Without a doubt, the pandemic has upped the ante of being uncomfortable. In terms of staffing and access to care, the summer of 2022 was the worst Dr. Griffin has ever seen with long, busy shifts, and lots of last-minute calls to cover and help out. “We were on the verge of falling apart as an emergency department,” he says, “but we managed to get through the whole summer without closing, even with two of us getting COVID.”

Helping the helpers

Dr. Roy Kirkpatrick
Dr. Roy Kirkpatrick, Huntsville, ON

Drs. Kirkpatrick, Newbery and Griffin all agree on what needs to be done to strengthen rural care throughout Ontario. Number one is better locum support. The ability for substitute physicians to come in and provide much-needed breaks to clinicians working in remote or under-serviced areas is paramount to the system’s success.

But a close second is encouraging the next generation of medical students and residents to see rural medicine not just as a viable career option, but the pathway to a deeply rewarding life. “There is sometimes this mentality that, if you were truly great at what you do, you’d be working south of Bloor Street in downtown Toronto,” says Dr. Kirkpatrick, “and that’s just not true. In many ways, you have to be better at certain things than a big-city doctor.” Part of clinical courage, he says, means not always punting the football over to a specialist, even when you have the option to do so. Working outside your comfort zone will help keep your skills sharp for when there is an emergency and you have no choice but to step up.

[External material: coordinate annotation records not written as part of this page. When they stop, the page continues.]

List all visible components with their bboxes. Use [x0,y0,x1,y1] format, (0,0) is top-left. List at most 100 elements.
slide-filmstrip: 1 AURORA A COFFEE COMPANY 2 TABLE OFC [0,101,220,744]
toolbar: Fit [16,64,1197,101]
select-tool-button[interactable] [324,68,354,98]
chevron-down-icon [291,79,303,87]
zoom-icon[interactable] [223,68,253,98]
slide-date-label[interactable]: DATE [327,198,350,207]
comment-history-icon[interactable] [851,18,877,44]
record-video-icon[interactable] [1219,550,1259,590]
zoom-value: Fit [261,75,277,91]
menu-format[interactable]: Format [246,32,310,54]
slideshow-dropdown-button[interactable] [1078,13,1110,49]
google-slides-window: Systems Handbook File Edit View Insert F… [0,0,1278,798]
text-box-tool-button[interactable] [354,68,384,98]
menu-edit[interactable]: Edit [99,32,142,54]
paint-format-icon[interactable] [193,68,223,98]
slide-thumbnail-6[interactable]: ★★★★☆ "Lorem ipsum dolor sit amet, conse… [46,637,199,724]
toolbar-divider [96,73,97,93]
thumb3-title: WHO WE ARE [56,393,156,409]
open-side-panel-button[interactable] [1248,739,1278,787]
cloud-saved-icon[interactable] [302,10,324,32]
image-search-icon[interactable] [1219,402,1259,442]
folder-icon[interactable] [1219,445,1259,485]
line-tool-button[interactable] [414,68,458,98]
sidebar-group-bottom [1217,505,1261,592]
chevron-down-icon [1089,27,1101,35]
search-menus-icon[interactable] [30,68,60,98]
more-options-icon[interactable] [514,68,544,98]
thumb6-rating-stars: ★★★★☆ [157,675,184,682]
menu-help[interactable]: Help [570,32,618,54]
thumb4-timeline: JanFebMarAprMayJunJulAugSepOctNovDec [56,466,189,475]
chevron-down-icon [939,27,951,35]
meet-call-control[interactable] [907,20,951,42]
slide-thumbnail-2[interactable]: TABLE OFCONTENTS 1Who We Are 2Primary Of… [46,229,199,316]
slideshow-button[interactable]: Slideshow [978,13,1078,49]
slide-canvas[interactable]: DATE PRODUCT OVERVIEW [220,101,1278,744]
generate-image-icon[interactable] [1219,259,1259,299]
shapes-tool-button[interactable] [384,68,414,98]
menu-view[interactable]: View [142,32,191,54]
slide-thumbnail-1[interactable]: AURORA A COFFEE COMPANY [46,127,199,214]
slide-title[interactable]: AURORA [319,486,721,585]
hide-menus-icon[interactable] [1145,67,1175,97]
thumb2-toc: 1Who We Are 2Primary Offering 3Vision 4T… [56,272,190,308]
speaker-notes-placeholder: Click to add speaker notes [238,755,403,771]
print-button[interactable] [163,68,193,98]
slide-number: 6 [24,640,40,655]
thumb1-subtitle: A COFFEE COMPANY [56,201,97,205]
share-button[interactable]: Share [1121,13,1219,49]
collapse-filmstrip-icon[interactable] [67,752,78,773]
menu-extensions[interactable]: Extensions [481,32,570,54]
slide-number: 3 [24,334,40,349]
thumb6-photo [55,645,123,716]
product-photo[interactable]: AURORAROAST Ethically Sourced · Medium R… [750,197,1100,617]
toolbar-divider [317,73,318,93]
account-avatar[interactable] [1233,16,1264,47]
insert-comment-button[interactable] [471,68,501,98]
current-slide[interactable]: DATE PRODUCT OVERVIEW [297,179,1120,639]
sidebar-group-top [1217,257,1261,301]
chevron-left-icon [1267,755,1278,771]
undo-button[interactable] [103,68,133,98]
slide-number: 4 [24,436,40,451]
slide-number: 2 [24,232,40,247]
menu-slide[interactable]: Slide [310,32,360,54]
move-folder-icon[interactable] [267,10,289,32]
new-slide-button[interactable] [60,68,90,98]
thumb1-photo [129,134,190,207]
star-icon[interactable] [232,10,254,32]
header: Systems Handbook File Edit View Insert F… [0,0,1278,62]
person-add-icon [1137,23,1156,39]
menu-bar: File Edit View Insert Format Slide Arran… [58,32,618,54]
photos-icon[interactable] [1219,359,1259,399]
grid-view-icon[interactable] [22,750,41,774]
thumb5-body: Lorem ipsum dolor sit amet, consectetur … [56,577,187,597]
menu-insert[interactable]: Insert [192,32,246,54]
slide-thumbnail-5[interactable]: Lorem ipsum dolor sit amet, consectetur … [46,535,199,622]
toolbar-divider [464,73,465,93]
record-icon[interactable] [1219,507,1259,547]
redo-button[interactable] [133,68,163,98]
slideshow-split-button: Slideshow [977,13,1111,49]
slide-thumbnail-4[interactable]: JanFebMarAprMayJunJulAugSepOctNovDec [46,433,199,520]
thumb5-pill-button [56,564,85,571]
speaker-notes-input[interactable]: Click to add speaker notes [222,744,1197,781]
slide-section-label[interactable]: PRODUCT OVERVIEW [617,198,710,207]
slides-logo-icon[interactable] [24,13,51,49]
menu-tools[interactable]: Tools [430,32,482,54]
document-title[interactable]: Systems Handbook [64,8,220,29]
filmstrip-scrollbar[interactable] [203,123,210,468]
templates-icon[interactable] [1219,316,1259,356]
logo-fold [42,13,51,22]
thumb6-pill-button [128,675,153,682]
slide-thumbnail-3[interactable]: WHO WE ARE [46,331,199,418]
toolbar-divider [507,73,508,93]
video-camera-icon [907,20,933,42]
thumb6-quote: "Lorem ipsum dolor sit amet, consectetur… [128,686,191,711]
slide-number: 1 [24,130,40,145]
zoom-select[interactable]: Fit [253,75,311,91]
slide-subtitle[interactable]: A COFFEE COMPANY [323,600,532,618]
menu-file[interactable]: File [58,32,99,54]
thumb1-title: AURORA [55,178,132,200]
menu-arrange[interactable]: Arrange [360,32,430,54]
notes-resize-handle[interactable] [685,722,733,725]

“You have to be comfortable with being uncomfortable”

And then there is working in a small community itself, where everybody knows everybody. Rural physicians often need their patients — who can be neighbours, acquaintances, friends — to understand the dynamic nature of injuries and disease, that unpredictable things can (and regularly do) happen. When they do, you as the physician can feel like you’re in the centre of that storm, responsible for people you’ve known for years during their lowest or most vulnerable moments … and, sometimes, you’re unable to help them. It’s the flip side of being the celebrity at the supermarket. Yet, even this is indivisible from the joys and rewards of rural practice: to bear witness to all manner of patient outcomes when those patients are also your neighbours.

“To seamlessly follow people through their whole health care experience is just incredible,” says Dr. Newbery. “It’s something that’s really hard to put into words, but rural practice can help us to live our fullest humanity as physicians. It may seem an odd thing, but I believe that if you start in rural medicine, you should stick with it long enough to have done something that you need to be forgiven for. There is something about that humbling experience of truly being in relationship with patients and community that is powerful.”